A-Fu and Da-Fu, who prefer to go by their combined name of Da-A-Fu, are twin children who conquer the Green Tiger through their ingenuity and audacity and disobey their grandparents in the name of saving their town. They’re younger than Minli, and she marvels at their diminutive appearance in contrast with their bravery: “with their dimpled faces swollen with smiles and their matching, bright red clothing, they looked like two rolling berries” (175).

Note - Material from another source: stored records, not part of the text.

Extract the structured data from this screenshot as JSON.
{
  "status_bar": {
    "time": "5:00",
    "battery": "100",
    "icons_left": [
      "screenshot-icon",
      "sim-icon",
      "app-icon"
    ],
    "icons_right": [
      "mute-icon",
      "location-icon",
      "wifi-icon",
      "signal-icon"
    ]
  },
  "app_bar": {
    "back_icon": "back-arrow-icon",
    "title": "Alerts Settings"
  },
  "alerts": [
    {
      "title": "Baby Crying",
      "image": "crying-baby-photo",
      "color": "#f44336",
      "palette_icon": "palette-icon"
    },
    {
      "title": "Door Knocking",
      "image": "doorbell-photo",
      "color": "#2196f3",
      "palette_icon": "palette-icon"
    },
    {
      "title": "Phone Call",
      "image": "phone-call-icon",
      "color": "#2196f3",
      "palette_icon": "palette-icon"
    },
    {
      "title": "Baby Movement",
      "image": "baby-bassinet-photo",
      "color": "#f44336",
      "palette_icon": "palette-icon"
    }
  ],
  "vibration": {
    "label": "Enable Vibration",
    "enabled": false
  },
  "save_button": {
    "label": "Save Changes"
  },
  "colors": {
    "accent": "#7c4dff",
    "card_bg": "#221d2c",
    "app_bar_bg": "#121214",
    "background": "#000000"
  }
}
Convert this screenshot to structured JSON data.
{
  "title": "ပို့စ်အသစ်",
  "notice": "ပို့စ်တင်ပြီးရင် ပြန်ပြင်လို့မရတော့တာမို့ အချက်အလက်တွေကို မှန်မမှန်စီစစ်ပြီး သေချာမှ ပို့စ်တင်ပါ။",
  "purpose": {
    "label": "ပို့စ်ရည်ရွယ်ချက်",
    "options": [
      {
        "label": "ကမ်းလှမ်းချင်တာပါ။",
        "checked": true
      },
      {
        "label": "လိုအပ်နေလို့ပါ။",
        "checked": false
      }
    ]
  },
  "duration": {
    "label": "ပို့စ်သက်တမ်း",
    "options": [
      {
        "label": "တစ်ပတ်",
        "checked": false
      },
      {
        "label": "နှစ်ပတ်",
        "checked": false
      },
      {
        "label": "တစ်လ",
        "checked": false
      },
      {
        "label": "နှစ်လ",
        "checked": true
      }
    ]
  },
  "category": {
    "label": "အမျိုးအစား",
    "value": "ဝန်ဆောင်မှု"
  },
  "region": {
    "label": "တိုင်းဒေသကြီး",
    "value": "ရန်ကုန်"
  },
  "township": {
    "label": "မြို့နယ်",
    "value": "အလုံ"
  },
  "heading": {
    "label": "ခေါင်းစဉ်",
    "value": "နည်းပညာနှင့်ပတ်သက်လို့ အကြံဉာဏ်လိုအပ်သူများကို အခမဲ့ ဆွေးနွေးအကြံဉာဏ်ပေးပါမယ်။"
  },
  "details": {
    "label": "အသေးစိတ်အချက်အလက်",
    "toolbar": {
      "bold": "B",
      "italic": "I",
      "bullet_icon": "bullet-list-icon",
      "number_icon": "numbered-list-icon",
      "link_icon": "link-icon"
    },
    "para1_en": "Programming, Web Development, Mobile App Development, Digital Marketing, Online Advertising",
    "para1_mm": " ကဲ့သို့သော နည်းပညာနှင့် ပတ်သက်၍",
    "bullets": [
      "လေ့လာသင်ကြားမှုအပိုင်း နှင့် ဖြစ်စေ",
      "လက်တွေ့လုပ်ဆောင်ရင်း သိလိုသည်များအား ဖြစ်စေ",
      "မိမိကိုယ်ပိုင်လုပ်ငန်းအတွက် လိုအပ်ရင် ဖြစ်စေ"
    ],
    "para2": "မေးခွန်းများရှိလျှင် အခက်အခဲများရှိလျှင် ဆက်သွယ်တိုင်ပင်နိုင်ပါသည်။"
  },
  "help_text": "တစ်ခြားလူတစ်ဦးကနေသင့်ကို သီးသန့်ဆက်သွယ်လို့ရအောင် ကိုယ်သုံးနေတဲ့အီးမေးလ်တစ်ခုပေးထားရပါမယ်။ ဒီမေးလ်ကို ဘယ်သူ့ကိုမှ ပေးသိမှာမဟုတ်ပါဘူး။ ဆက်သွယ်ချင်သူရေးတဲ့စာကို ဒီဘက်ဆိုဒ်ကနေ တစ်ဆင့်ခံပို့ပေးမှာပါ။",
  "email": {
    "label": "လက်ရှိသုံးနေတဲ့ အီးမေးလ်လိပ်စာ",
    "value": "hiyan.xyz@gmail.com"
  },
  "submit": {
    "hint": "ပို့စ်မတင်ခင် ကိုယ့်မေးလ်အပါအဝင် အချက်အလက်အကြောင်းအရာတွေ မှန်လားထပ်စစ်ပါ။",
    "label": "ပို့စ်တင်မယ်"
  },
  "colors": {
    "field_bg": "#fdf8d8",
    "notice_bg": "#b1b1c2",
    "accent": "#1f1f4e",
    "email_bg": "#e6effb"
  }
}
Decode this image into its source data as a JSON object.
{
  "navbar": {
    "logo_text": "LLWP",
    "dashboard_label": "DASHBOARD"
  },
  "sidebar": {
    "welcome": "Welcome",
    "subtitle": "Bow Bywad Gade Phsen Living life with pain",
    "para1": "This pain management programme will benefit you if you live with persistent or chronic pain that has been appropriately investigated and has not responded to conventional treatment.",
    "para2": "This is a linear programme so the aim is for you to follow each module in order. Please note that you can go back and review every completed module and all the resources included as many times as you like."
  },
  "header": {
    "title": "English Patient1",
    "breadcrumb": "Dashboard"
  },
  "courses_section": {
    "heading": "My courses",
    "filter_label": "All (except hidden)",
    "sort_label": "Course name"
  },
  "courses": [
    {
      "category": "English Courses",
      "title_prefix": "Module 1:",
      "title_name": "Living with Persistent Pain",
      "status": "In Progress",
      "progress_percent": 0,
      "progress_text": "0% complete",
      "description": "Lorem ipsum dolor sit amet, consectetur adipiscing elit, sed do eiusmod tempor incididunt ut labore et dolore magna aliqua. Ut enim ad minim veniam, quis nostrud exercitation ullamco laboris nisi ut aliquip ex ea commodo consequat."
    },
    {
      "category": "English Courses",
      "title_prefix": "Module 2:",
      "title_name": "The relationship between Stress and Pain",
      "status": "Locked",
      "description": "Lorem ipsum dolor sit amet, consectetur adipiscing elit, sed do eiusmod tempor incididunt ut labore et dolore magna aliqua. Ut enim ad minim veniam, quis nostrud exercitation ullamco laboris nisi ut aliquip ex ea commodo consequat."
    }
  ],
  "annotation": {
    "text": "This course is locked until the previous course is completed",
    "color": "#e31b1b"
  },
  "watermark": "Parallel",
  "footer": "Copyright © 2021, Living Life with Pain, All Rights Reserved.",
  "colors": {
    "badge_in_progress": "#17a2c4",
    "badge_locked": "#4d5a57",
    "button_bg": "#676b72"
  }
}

A-Gong is Da-A-Fu’s grandfather, who generously stays with Dragon to administer a healing medicine overnight, even though Dragon and Minli are strangers. Amah, Da-A-Fu’s grandmother, is warm and hospitable. She takes care of Minli as if Minli were one of Amah's own children. The family is descendent of the famously happy family Magistrate Tiger once tried to kill for keeping the secret of their happiness. They exhibit warmth and love, and they remind Minli of what her own family has, developing her character and preparing her for her final choice when she meets the Old Man of the Moon. The family values hospitality, keeping their doors open to all visitors and going out of their way to take care of Minli and Dragon. They also embody sacrifice, as each of the family members and townspeople contribute a square of their own clothing to the making of a warm coat for Minli.
The Old Man of the Moon is an Immortal being who lives at the top of Never-Ending Mountain but also spends time on earth, where he appears in many characters’ stories as an old man reading a big book. That book is the Book of Fortune, and in it is all the wisdom in the entire world from the beginning to the end of time. Still, with all this knowledge and power, the Old Man of the Moon is not vengeful or corrupt but rather fair and industrious. He extends the goldfish man's life by 80 years in repayment for eating his food, and he answers Minli's question without hesitation. When Minli meets him, he’s busy working to tie clay figurines together with red string, which is actually the labor of deciding every human's destiny and interpersonal relationships, but which he performs simply and humbly. His role in the narrative is to give Minli hope that somewhere, inside someone, lies the power to change the world.